Today, I visited the dentist (McKinneyDentist.com) for a regular teeth cleaning. Since my previous visit, they had converted to be a paperless office, so I had to electronically sign forms such as HIPAA notification and the terms of payment.
However, there was a new form they asked me to sign — one they called the Mutual Agreement. When I read the details, it found it disturbing.
In essence, my doctor was asking me to sign away (for five years) copyright to any online commentary I might make about them, regardless of the tone or the medium (blog, Twitter, Facebook, etc.). Their angle was that in return for the HIPAA protection they provide me under federal law, it was only reasonable that I would give them the courtesy of posting constructive commentary. This Mutual Agreement specifically noted they couldn’t control if my comments were positive or negative, but the request overall was obviously intimidating. I refused to sign.

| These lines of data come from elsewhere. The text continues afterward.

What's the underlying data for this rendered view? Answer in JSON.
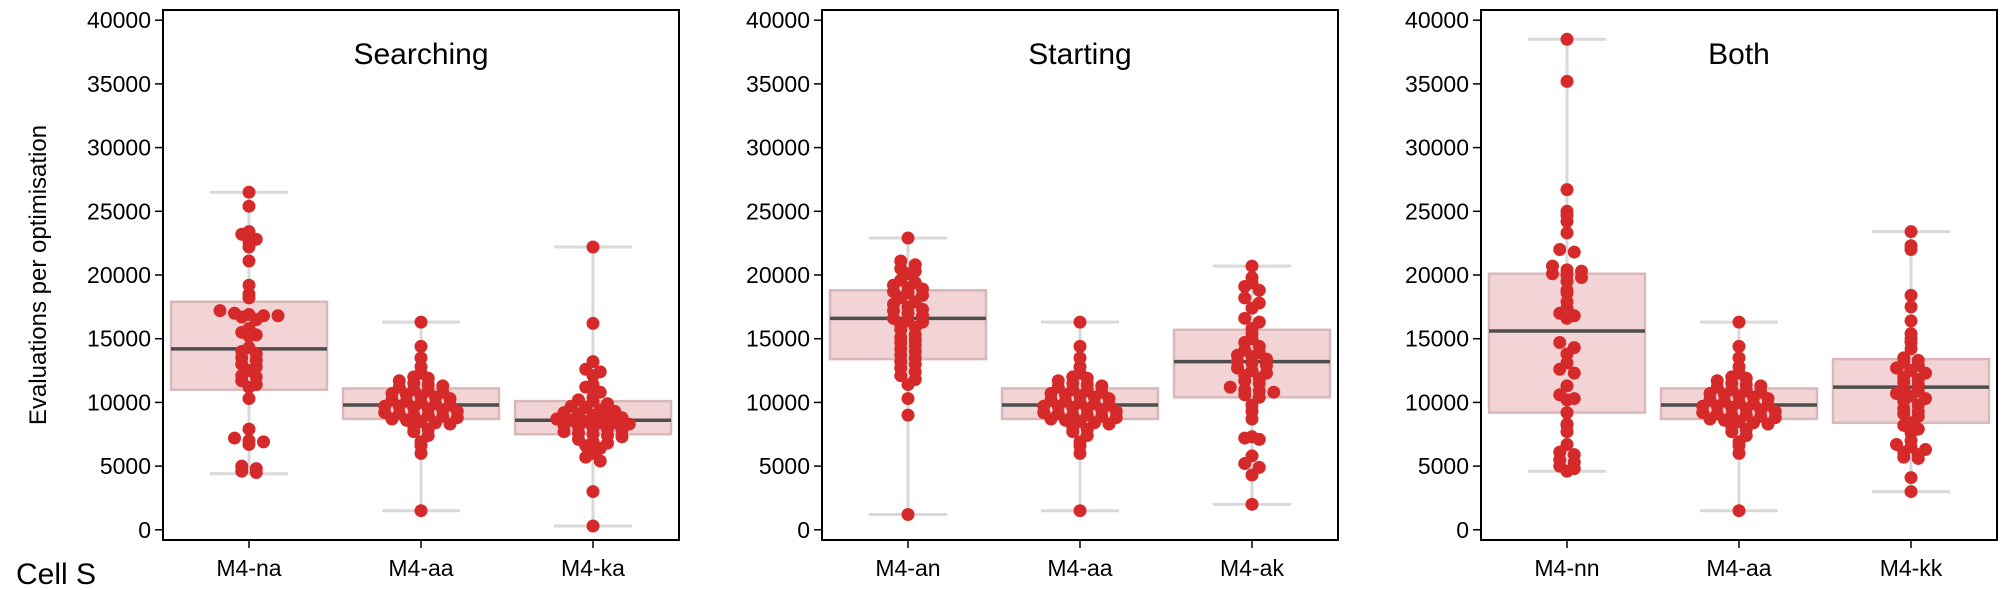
{
  "figure": {
    "ylabel": "Evaluations per optimisation",
    "corner_label": "Cell S",
    "y_ticks": [
      0,
      5000,
      10000,
      15000,
      20000,
      25000,
      30000,
      35000,
      40000
    ],
    "colors": {
      "point": "#d62a2a",
      "box_fill": "#f3d4d6",
      "box_edge": "#d9b8ba",
      "median": "#4d4d4d",
      "whisker": "#d9d9d9",
      "frame": "#000000"
    }
  },
  "chart_data": [
    {
      "type": "box-swarm",
      "title": "Searching",
      "ylim": [
        -800,
        40800
      ],
      "categories": [
        "M4-na",
        "M4-aa",
        "M4-ka"
      ],
      "boxes": [
        {
          "category": "M4-na",
          "whisker_low": 4400,
          "q1": 11000,
          "median": 14200,
          "q3": 17900,
          "whisker_high": 26500,
          "points": [
            26500,
            25400,
            23200,
            23400,
            22800,
            22600,
            22200,
            21100,
            19200,
            18500,
            18200,
            17200,
            17000,
            16900,
            16800,
            16800,
            16700,
            16500,
            15800,
            15500,
            15300,
            15200,
            14300,
            14000,
            13800,
            13500,
            13300,
            13000,
            12800,
            12500,
            12100,
            12000,
            11700,
            11400,
            11200,
            10300,
            7900,
            7200,
            7000,
            6900,
            6700,
            5000,
            4800,
            4600,
            4500
          ]
        },
        {
          "category": "M4-aa",
          "whisker_low": 1500,
          "q1": 8700,
          "median": 9800,
          "q3": 11100,
          "whisker_high": 16300,
          "points": [
            16300,
            14400,
            13500,
            12800,
            12300,
            12000,
            11900,
            11700,
            11500,
            11400,
            11300,
            11200,
            11000,
            10900,
            10800,
            10700,
            10600,
            10500,
            10400,
            10300,
            10200,
            10100,
            10000,
            9900,
            9800,
            9700,
            9700,
            9600,
            9500,
            9400,
            9300,
            9200,
            9100,
            9000,
            9000,
            8900,
            8800,
            8700,
            8600,
            8500,
            8400,
            8300,
            8100,
            7900,
            7700,
            7400,
            6900,
            6600,
            6000,
            1500
          ]
        },
        {
          "category": "M4-ka",
          "whisker_low": 300,
          "q1": 7500,
          "median": 8600,
          "q3": 10100,
          "whisker_high": 22200,
          "points": [
            22200,
            16200,
            13200,
            12600,
            12400,
            12100,
            11400,
            11200,
            10800,
            10400,
            10200,
            10100,
            9900,
            9700,
            9600,
            9400,
            9300,
            9200,
            9100,
            9000,
            8900,
            8800,
            8700,
            8600,
            8500,
            8400,
            8400,
            8300,
            8200,
            8100,
            8000,
            7900,
            7800,
            7700,
            7600,
            7500,
            7400,
            7300,
            7100,
            6900,
            6800,
            6600,
            6400,
            6000,
            5700,
            5400,
            3000,
            300
          ]
        }
      ]
    },
    {
      "type": "box-swarm",
      "title": "Starting",
      "ylim": [
        -800,
        40800
      ],
      "categories": [
        "M4-an",
        "M4-aa",
        "M4-ak"
      ],
      "boxes": [
        {
          "category": "M4-an",
          "whisker_low": 1200,
          "q1": 13400,
          "median": 16600,
          "q3": 18800,
          "whisker_high": 22900,
          "points": [
            22900,
            21100,
            20800,
            20500,
            20300,
            20100,
            19600,
            19400,
            19200,
            19000,
            18900,
            18700,
            18600,
            18400,
            18200,
            17900,
            17700,
            17500,
            17300,
            17200,
            17000,
            16800,
            16600,
            16400,
            16300,
            16100,
            15900,
            15700,
            15300,
            15100,
            14900,
            14700,
            14500,
            14200,
            14000,
            13700,
            13500,
            13200,
            13000,
            12700,
            12400,
            12100,
            11800,
            11400,
            10300,
            9000,
            1200
          ]
        },
        {
          "category": "M4-aa",
          "whisker_low": 1500,
          "q1": 8700,
          "median": 9800,
          "q3": 11100,
          "whisker_high": 16300,
          "points": [
            16300,
            14400,
            13500,
            12800,
            12300,
            12000,
            11900,
            11700,
            11500,
            11400,
            11300,
            11200,
            11000,
            10900,
            10800,
            10700,
            10600,
            10500,
            10400,
            10300,
            10200,
            10100,
            10000,
            9900,
            9800,
            9700,
            9700,
            9600,
            9500,
            9400,
            9300,
            9200,
            9100,
            9000,
            9000,
            8900,
            8800,
            8700,
            8600,
            8500,
            8400,
            8300,
            8100,
            7900,
            7700,
            7400,
            6900,
            6600,
            6000,
            1500
          ]
        },
        {
          "category": "M4-ak",
          "whisker_low": 2000,
          "q1": 10400,
          "median": 13200,
          "q3": 15700,
          "whisker_high": 20700,
          "points": [
            20700,
            19800,
            19400,
            19100,
            18800,
            18200,
            17800,
            17400,
            16600,
            16300,
            15800,
            15400,
            15000,
            14700,
            14400,
            14100,
            13900,
            13700,
            13600,
            13400,
            13200,
            13100,
            12900,
            12700,
            12500,
            12300,
            12100,
            11900,
            11700,
            11500,
            11200,
            11000,
            10900,
            10800,
            10600,
            10400,
            9800,
            9300,
            8700,
            7300,
            7200,
            7100,
            5800,
            5200,
            4900,
            4300,
            2000
          ]
        }
      ]
    },
    {
      "type": "box-swarm",
      "title": "Both",
      "ylim": [
        -800,
        40800
      ],
      "categories": [
        "M4-nn",
        "M4-aa",
        "M4-kk"
      ],
      "boxes": [
        {
          "category": "M4-nn",
          "whisker_low": 4600,
          "q1": 9200,
          "median": 15600,
          "q3": 20100,
          "whisker_high": 38500,
          "points": [
            38500,
            35200,
            26700,
            25000,
            24700,
            24200,
            23300,
            22000,
            21800,
            20700,
            20400,
            20300,
            20100,
            20000,
            19800,
            19500,
            18800,
            18600,
            17900,
            17400,
            17000,
            16800,
            16600,
            14700,
            14300,
            13800,
            13100,
            12600,
            12300,
            11300,
            10600,
            10300,
            10200,
            9200,
            8300,
            8200,
            7700,
            6700,
            6100,
            5900,
            5500,
            5300,
            5000,
            4800,
            4600
          ]
        },
        {
          "category": "M4-aa",
          "whisker_low": 1500,
          "q1": 8700,
          "median": 9800,
          "q3": 11100,
          "whisker_high": 16300,
          "points": [
            16300,
            14400,
            13500,
            12800,
            12300,
            12000,
            11900,
            11700,
            11500,
            11400,
            11300,
            11200,
            11000,
            10900,
            10800,
            10700,
            10600,
            10500,
            10400,
            10300,
            10200,
            10100,
            10000,
            9900,
            9800,
            9700,
            9700,
            9600,
            9500,
            9400,
            9300,
            9200,
            9100,
            9000,
            9000,
            8900,
            8800,
            8700,
            8600,
            8500,
            8400,
            8300,
            8100,
            7900,
            7700,
            7400,
            6900,
            6600,
            6000,
            1500
          ]
        },
        {
          "category": "M4-kk",
          "whisker_low": 3000,
          "q1": 8400,
          "median": 11200,
          "q3": 13400,
          "whisker_high": 23400,
          "points": [
            23400,
            22300,
            22000,
            18400,
            17500,
            16400,
            15400,
            15000,
            14700,
            14200,
            13500,
            13300,
            13100,
            12900,
            12700,
            12500,
            12300,
            12000,
            11800,
            11600,
            11400,
            11100,
            10900,
            10700,
            10500,
            10300,
            10100,
            9800,
            9500,
            9300,
            9100,
            8900,
            8400,
            8200,
            7900,
            7600,
            7000,
            6700,
            6500,
            6300,
            6100,
            5900,
            5700,
            5600,
            4100,
            3000
          ]
        }
      ]
    }
  ]
}
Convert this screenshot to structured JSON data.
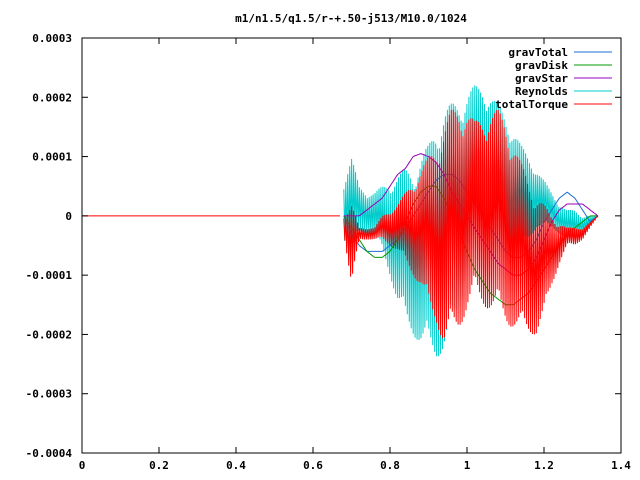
{
  "chart_data": {
    "type": "line",
    "title": "m1/n1.5/q1.5/r-+.50-j513/M10.0/1024",
    "xlabel": "",
    "ylabel": "",
    "xlim": [
      0,
      1.4
    ],
    "ylim": [
      -0.0004,
      0.0003
    ],
    "grid": false,
    "legend_position": "top-right",
    "x_ticks": [
      0,
      0.2,
      0.4,
      0.6,
      0.8,
      1,
      1.2,
      1.4
    ],
    "x_tick_labels": [
      "0",
      "0.2",
      "0.4",
      "0.6",
      "0.8",
      "1",
      "1.2",
      "1.4"
    ],
    "y_ticks": [
      -0.0004,
      -0.0003,
      -0.0002,
      -0.0001,
      0,
      0.0001,
      0.0002,
      0.0003
    ],
    "y_tick_labels": [
      "-0.0004",
      "-0.0003",
      "-0.0002",
      "-0.0001",
      "0",
      "0.0001",
      "0.0002",
      "0.0003"
    ],
    "series": [
      {
        "name": "gravTotal",
        "color": "#1a6fd4",
        "style": "smooth",
        "x": [
          0.68,
          0.7,
          0.72,
          0.74,
          0.76,
          0.78,
          0.8,
          0.82,
          0.84,
          0.86,
          0.88,
          0.9,
          0.92,
          0.94,
          0.96,
          0.98,
          1.0,
          1.02,
          1.04,
          1.06,
          1.08,
          1.1,
          1.12,
          1.14,
          1.16,
          1.18,
          1.2,
          1.22,
          1.24,
          1.26,
          1.28,
          1.3,
          1.32,
          1.34
        ],
        "y": [
          0.0,
          -3e-05,
          -5e-05,
          -6e-05,
          -6e-05,
          -6e-05,
          -5e-05,
          -4e-05,
          -2e-05,
          0.0,
          2e-05,
          4e-05,
          6e-05,
          7e-05,
          7e-05,
          6e-05,
          4e-05,
          2e-05,
          0.0,
          -2e-05,
          -4e-05,
          -6e-05,
          -7e-05,
          -7e-05,
          -6e-05,
          -4e-05,
          -1e-05,
          1e-05,
          3e-05,
          4e-05,
          3e-05,
          1e-05,
          -1e-05,
          0.0
        ]
      },
      {
        "name": "gravDisk",
        "color": "#009900",
        "style": "smooth",
        "x": [
          0.68,
          0.7,
          0.72,
          0.74,
          0.76,
          0.78,
          0.8,
          0.82,
          0.84,
          0.86,
          0.88,
          0.9,
          0.92,
          0.94,
          0.96,
          0.98,
          1.0,
          1.02,
          1.04,
          1.06,
          1.08,
          1.1,
          1.12,
          1.14,
          1.16,
          1.18,
          1.2,
          1.22,
          1.24,
          1.26,
          1.28,
          1.3,
          1.32,
          1.34
        ],
        "y": [
          0.0,
          -2e-05,
          -4e-05,
          -6e-05,
          -7e-05,
          -7e-05,
          -6e-05,
          -4e-05,
          -1e-05,
          2e-05,
          4e-05,
          5e-05,
          5e-05,
          3e-05,
          0.0,
          -3e-05,
          -6e-05,
          -9e-05,
          -0.00011,
          -0.00013,
          -0.00014,
          -0.00015,
          -0.00015,
          -0.00014,
          -0.00013,
          -0.00011,
          -9e-05,
          -7e-05,
          -5e-05,
          -3e-05,
          -2e-05,
          -1e-05,
          0.0,
          0.0
        ]
      },
      {
        "name": "gravStar",
        "color": "#9900bb",
        "style": "smooth",
        "x": [
          0.68,
          0.7,
          0.72,
          0.74,
          0.76,
          0.78,
          0.8,
          0.82,
          0.84,
          0.86,
          0.88,
          0.9,
          0.92,
          0.94,
          0.96,
          0.98,
          1.0,
          1.02,
          1.04,
          1.06,
          1.08,
          1.1,
          1.12,
          1.14,
          1.16,
          1.18,
          1.2,
          1.22,
          1.24,
          1.26,
          1.28,
          1.3,
          1.32,
          1.34
        ],
        "y": [
          0.0,
          0.0,
          0.0,
          1e-05,
          2e-05,
          3e-05,
          5e-05,
          7e-05,
          8e-05,
          0.0001,
          0.000105,
          0.0001,
          9e-05,
          7e-05,
          4e-05,
          2e-05,
          0.0,
          -2e-05,
          -4e-05,
          -6e-05,
          -8e-05,
          -9e-05,
          -0.0001,
          -0.0001,
          -9e-05,
          -7e-05,
          -4e-05,
          -1e-05,
          1e-05,
          2e-05,
          2e-05,
          2e-05,
          1e-05,
          0.0
        ]
      },
      {
        "name": "Reynolds",
        "color": "#00cccc",
        "style": "oscillating",
        "x": [
          0.68,
          0.7,
          0.72,
          0.74,
          0.76,
          0.78,
          0.8,
          0.82,
          0.84,
          0.86,
          0.88,
          0.9,
          0.92,
          0.94,
          0.96,
          0.98,
          1.0,
          1.02,
          1.04,
          1.06,
          1.08,
          1.1,
          1.12,
          1.14,
          1.16,
          1.18,
          1.2,
          1.22,
          1.24,
          1.26,
          1.28,
          1.3,
          1.32,
          1.34
        ],
        "y_low": [
          -4e-05,
          -6e-05,
          -3e-05,
          -3e-05,
          -4e-05,
          -6e-05,
          -0.0001,
          -0.00015,
          -0.00018,
          -0.0002,
          -0.00022,
          -0.00023,
          -0.00024,
          -0.00023,
          -0.0002,
          -0.00016,
          -0.0001,
          -5e-05,
          -3e-05,
          -5e-05,
          -7e-05,
          -8e-05,
          -8e-05,
          -6e-05,
          -4e-05,
          -2e-05,
          -2e-05,
          -2e-05,
          -3e-05,
          -4e-05,
          -4e-05,
          -3e-05,
          -2e-05,
          0.0
        ],
        "y_high": [
          6e-05,
          0.0001,
          5e-05,
          4e-05,
          4e-05,
          5e-05,
          6e-05,
          7e-05,
          8e-05,
          8e-05,
          0.0001,
          0.00012,
          0.00016,
          0.00018,
          0.00019,
          0.0002,
          0.00021,
          0.00022,
          0.00022,
          0.00021,
          0.00019,
          0.00017,
          0.00015,
          0.00012,
          0.0001,
          8e-05,
          6e-05,
          4e-05,
          2e-05,
          1e-05,
          1e-05,
          0.0,
          0.0,
          0.0
        ]
      },
      {
        "name": "totalTorque",
        "color": "#ff0000",
        "style": "oscillating",
        "x": [
          0.68,
          0.7,
          0.72,
          0.74,
          0.76,
          0.78,
          0.8,
          0.82,
          0.84,
          0.86,
          0.88,
          0.9,
          0.92,
          0.94,
          0.96,
          0.98,
          1.0,
          1.02,
          1.04,
          1.06,
          1.08,
          1.1,
          1.12,
          1.14,
          1.16,
          1.18,
          1.2,
          1.22,
          1.24,
          1.26,
          1.28,
          1.3,
          1.32,
          1.34
        ],
        "y_low": [
          -3e-05,
          -0.00012,
          -4e-05,
          -4e-05,
          -4e-05,
          -4e-05,
          -5e-05,
          -6e-05,
          -8e-05,
          -0.0001,
          -0.00012,
          -0.00016,
          -0.00018,
          -0.00022,
          -0.00021,
          -0.00019,
          -0.00016,
          -0.00014,
          -0.00015,
          -0.00016,
          -0.00017,
          -0.00018,
          -0.00019,
          -0.0002,
          -0.0002,
          -0.0002,
          -0.00017,
          -0.00012,
          -8e-05,
          -5e-05,
          -5e-05,
          -4e-05,
          -2e-05,
          0.0
        ],
        "y_high": [
          0.0,
          2e-05,
          -2e-05,
          -2e-05,
          -2e-05,
          0.0,
          1e-05,
          2e-05,
          4e-05,
          6e-05,
          8e-05,
          0.0001,
          0.00012,
          0.00015,
          0.00018,
          0.00019,
          0.00018,
          0.00016,
          0.00017,
          0.00018,
          0.00018,
          0.00016,
          0.00013,
          9e-05,
          6e-05,
          4e-05,
          2e-05,
          0.0,
          -1e-05,
          -2e-05,
          -2e-05,
          -2e-05,
          -1e-05,
          0.0
        ]
      }
    ],
    "flat_segment": {
      "series": "totalTorque",
      "x": [
        0,
        0.67
      ],
      "y": 0
    }
  }
}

Immediately, I tweeted about this, and a follower kindly shared this story about the growing practice of Mutual Agreements amongst medical providers. Some call them necessary protection for doctors and their reputations, while others see them as gag orders. And if a patient didn’t like that the doctor was requiring the Mutual Agreement, they could go see a doctor that didn’t.
Personally, I was most bothered by their request for copyright. Knowing that I give away some rights to my work (example: blog comments), for photography or writing I grant no one exclusive copyright on any of it. It’s my work, not theirs.
I understand my doctor’s desire to curb libelous comments, especially if they cannot be traced to actual work they’ve performed. They are damaging to their reputation and bottom-line, for sure. And while they have the right to solicit my agreement to this policy, I’m bothered by their need to pursue this particular solution. What’s next? Pursuing me for slander because I complain to a co-worker about the service I receive?
When it comes to the power of the Internet and people to easily comment about anything, the cat is out of the bag. My provider and other doctors would be best served to find ways that prevent negative commentary in the first place.
How about you — have you encountered such a practice at your doctor’s office? If so, how did you handle it?